To start we'll look at some `seaborn` Pair Plots. We'll do this in two halves so that we can see things a bit more clearly:

In [None]:
# This will show the first six predictors and 'quality'
columns = [True if j < 6 or j == 11 else False for j in range(13)]

sns.pairplot(data=wine.iloc[:, columns]);

In [None]:
sns.pairplot(data=wine.iloc[:, 6:]);

### Volatile Acidity

Let's look at the distribution of the volatile acidity feature:

In [None]:
# Default Histogram

Suppose we add more bins:

In [None]:
# more bins


In [None]:
# better: sns


In [None]:
# even better: sns with kde and better binning


Now the distribution looks quite different. There seems to be a small second peak around 0.6. And we can reproduce this if we check out `seaborn`'s kernel density plot.

In [None]:
sns.kdeplot(wine['volatile acidity']);

So suppose we build a new feature that records whether a wine's volatile acidity is above 0.5.

In [None]:
# new feature!


In [None]:
# Correlation?


Not bad! We don't seem to have stumbled onto a huge connection here, but this correlation value suggests that this new feature may be helpful in a final model.

### $\bf{SO_2}$

Next we'll take a look at distribution of the sulfur dioxide feature:

In [None]:
sns.histplot(wine['total sulfur dioxide'], dke=True)

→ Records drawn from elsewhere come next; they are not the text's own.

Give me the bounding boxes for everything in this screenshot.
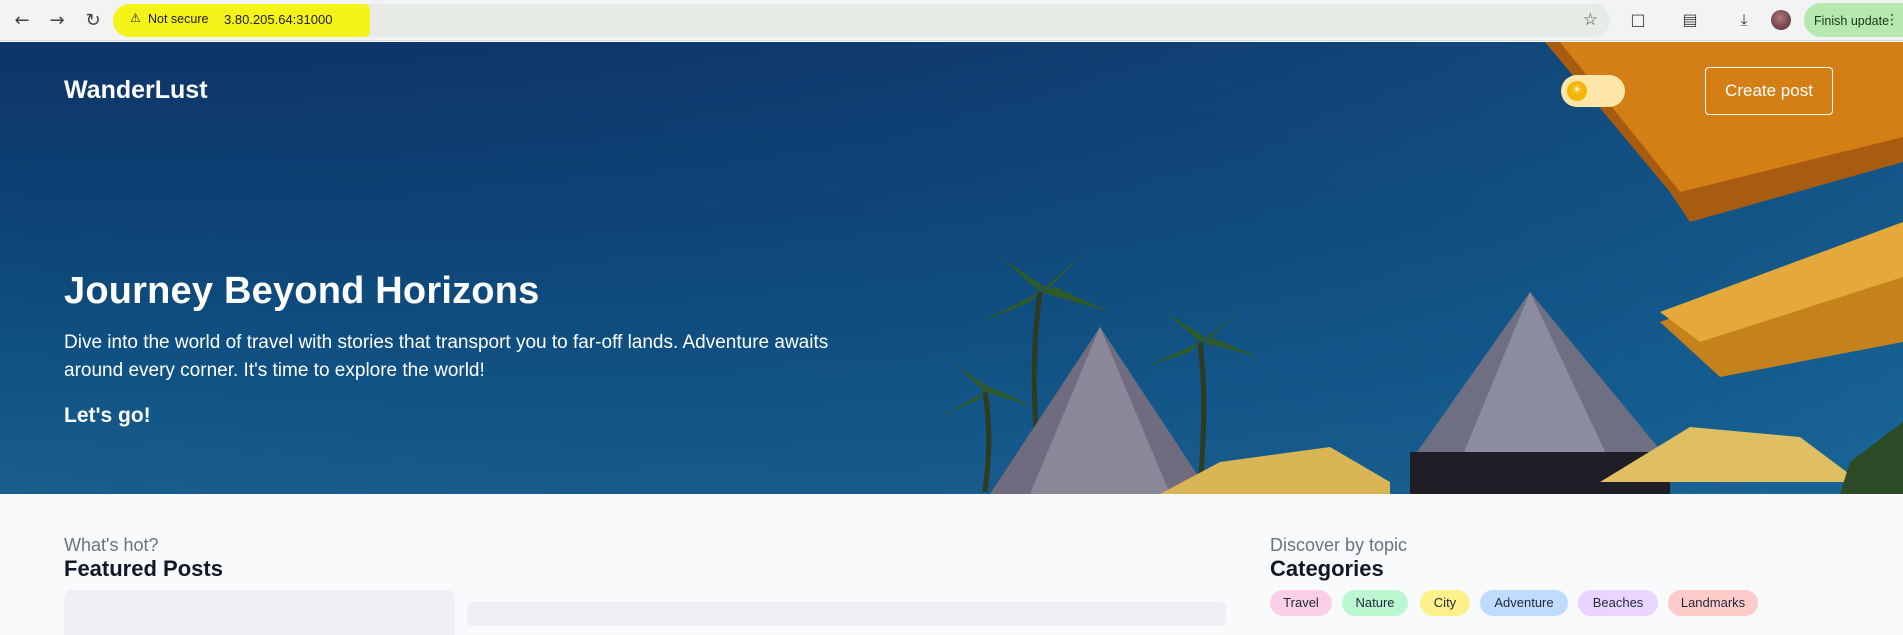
site-logo[interactable]: WanderLust <box>64 76 208 105</box>
forward-icon[interactable]: → <box>43 7 71 35</box>
theme-toggle[interactable]: ☀ <box>1561 75 1625 107</box>
post-skeleton-line <box>467 602 1226 626</box>
security-indicator[interactable]: ⚠ Not secure <box>130 11 209 26</box>
category-chip-nature[interactable]: Nature <box>1342 590 1408 616</box>
reload-icon[interactable]: ↻ <box>79 7 107 35</box>
extensions-icon[interactable]: □ <box>1627 9 1649 31</box>
category-chip-city[interactable]: City <box>1420 590 1470 616</box>
hero-title: Journey Beyond Horizons <box>64 270 540 312</box>
categories-title: Categories <box>1270 556 1384 581</box>
download-icon[interactable]: ⤓ <box>1733 9 1755 31</box>
star-icon[interactable]: ☆ <box>1583 10 1598 30</box>
not-secure-label: Not secure <box>148 12 209 26</box>
sun-icon: ☀ <box>1567 81 1587 101</box>
warning-icon: ⚠ <box>130 11 141 25</box>
hero-description: Dive into the world of travel with stori… <box>64 332 829 381</box>
finish-update-button[interactable]: Finish update ⋮ <box>1804 3 1903 37</box>
reading-list-icon[interactable]: ▤ <box>1679 9 1701 31</box>
category-chip-landmarks[interactable]: Landmarks <box>1668 590 1758 616</box>
more-icon: ⋮ <box>1885 12 1899 28</box>
back-icon[interactable]: ← <box>8 7 36 35</box>
profile-avatar[interactable] <box>1771 10 1791 30</box>
lets-go-link[interactable]: Let's go! <box>64 404 151 428</box>
category-chip-travel[interactable]: Travel <box>1270 590 1332 616</box>
create-post-button[interactable]: Create post <box>1705 67 1833 115</box>
hero-section: WanderLust ☀ Create post Journey Beyond … <box>0 42 1903 494</box>
featured-post-skeleton <box>64 590 455 635</box>
category-chip-beaches[interactable]: Beaches <box>1578 590 1658 616</box>
featured-subtitle: What's hot? <box>64 535 159 555</box>
url-text[interactable]: 3.80.205.64:31000 <box>224 12 332 27</box>
categories-subtitle: Discover by topic <box>1270 535 1408 555</box>
hero-background-image <box>0 42 1903 494</box>
category-chip-adventure[interactable]: Adventure <box>1480 590 1568 616</box>
featured-title: Featured Posts <box>64 556 223 581</box>
finish-update-label: Finish update <box>1814 14 1890 28</box>
browser-toolbar: ← → ↻ ⚠ Not secure 3.80.205.64:31000 ☆ □… <box>0 0 1903 41</box>
address-bar[interactable]: ⚠ Not secure 3.80.205.64:31000 ☆ <box>113 4 1610 37</box>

Let's try separating our wines into those with sulfur dioxide higher than 80 and those with less:

In [None]:
wine['high_so2'] = wine['total sulfur dioxide'] > 80

In [None]:
wine.corr()['quality']['high_so2']

Not great. Perhaps this is a modeling dead end.

## Products of Features

Another engineering strategy we might try is **multiplying features together**.

Let's try these two features: `residual sugar` and `total sulfur dioxide`. Note that without domain knowledge or exploration, this is really a guess that this combination will predict `quality` well.

In [None]:
# mulitply?


In [None]:
# check it


In [None]:
wine.corr()['quality']['residual sugar']

In [None]:
wine.corr()['quality']['total sulfur dioxide']

We can see these two features together have a higher correlation than each by itself!

## Polynomial Features

Instead of just multiplying features at random, we might consider trying **every possible product of features**. That's what PolynomialFeatures does:

In [None]:
# Polynomials!


In [None]:
# Create Dataframe


In [None]:
pdf.shape

In [None]:
# Get example

matching = [s for s in pdf.columns if "x10" in s]

In [None]:
matching

In [None]:
# Model it!


In [None]:
# Score it!


So: Is this a good idea? What are the potential dangers here?

## Exercise

Consider the following dataset:

In [None]:
sales = pd.read_csv('data/Advertising.csv', index_col=0)

sales.head()

We'd like to try to understand sales as a function of spending on various media (TV, radio, newspaper).

In [None]:
sales.corr()['Sales']

**Try to find the best multiplicative combination of features.**

You may use `PolynomialFeatures` or just multiply by hand.

In practice, it's not easy to tell when such products of features will be so fruitful. Moreover, there is room for concern about violating regression's demand for feature independence. At the very least, we would probably not want to include a product *and the individual features themselves* in a final model, not if our goal is to understand what's really responsible for fluctuations in our target variable.